Two years ago I quit my job. I'd like to say it was an epiphany to leave the rat race, but in reality my life had fallen apart a little which made it a lot easier to jump. The man I was living with ended our relationship and started dating our co-worker. Ouch. And yes, there was a...erm...crossover. The other woman was beautiful, talented and on TV. Double ouch. As much as I enjoyed going into our place of work and seeing them on a daily basis, after several months of introspection (aka wallowing) I decided this was an opportunity.

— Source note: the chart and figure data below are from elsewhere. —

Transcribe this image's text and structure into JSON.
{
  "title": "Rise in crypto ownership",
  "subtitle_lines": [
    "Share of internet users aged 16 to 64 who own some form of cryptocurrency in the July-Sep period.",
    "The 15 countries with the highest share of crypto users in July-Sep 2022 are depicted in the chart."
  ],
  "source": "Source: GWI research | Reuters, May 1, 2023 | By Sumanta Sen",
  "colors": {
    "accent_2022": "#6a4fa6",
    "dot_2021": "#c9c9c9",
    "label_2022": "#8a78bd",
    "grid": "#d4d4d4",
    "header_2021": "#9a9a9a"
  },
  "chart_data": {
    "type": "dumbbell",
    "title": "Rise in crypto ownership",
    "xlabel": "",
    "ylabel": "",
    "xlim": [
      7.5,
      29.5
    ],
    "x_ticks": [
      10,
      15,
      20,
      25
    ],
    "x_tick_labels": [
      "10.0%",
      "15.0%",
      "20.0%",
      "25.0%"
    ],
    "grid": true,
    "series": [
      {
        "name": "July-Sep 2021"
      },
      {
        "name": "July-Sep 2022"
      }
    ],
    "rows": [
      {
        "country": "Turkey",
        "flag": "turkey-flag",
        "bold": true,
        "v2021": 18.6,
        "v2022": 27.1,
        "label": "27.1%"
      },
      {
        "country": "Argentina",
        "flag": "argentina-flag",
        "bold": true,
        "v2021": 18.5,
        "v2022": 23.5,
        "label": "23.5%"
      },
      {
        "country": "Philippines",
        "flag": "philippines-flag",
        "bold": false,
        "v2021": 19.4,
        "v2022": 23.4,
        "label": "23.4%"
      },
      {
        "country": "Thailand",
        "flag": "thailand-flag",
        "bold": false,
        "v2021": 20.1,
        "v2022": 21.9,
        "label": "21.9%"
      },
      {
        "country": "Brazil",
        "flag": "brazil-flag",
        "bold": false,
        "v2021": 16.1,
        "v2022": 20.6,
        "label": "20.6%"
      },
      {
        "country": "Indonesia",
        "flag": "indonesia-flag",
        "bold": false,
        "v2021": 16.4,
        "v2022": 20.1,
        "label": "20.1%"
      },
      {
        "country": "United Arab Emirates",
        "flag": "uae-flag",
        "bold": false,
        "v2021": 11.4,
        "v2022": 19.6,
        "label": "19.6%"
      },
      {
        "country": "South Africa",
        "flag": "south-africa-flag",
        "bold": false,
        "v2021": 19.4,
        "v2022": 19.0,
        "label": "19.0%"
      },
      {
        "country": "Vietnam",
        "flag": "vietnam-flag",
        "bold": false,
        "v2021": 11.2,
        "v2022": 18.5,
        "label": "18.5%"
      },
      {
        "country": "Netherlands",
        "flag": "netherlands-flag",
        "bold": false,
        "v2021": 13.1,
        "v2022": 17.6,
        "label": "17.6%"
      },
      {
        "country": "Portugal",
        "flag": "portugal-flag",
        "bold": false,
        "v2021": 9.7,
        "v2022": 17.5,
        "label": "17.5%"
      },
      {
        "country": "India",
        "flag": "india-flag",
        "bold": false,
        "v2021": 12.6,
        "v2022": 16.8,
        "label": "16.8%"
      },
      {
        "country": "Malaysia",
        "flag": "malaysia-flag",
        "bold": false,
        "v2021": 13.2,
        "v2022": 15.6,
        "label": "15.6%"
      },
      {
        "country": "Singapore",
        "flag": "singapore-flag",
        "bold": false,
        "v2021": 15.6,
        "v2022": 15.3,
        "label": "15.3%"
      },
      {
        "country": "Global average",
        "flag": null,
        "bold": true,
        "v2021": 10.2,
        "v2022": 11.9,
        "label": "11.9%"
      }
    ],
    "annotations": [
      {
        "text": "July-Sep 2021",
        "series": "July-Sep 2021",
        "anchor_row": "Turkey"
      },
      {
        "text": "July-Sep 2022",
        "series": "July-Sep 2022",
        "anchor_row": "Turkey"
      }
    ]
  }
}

You see for years I had wanted more, never quite knowing what that more was, let alone how to get it. I had a beautiful home, wonderful family and friends, and a job as a journalist at the BBC that others envied, but still a deep craving for adventure had been building in me my entire life. Quite frankly any adventure at times would do, yet when it came down to giving up everything that I knew I had, all my safe bets, in exchange for a giant question mark, it seemed more than daunting, it seemed delusional. Regardless, a discontented voice kept whispering (and occasionally shouting) at me that there must be more to life than this. It turns out it was right.
It's a lot easier to leap when it feels like life is chasing you off the cliff. The great thing about any kind of loss is it leaves you with a lot less to lose! So I decided to quit my job, put my house up for rent and take a one way flight to the other side of the world. I had no plans. Quite frankly I was a little tired of plans. Perhaps it was my attempt to rebel against life.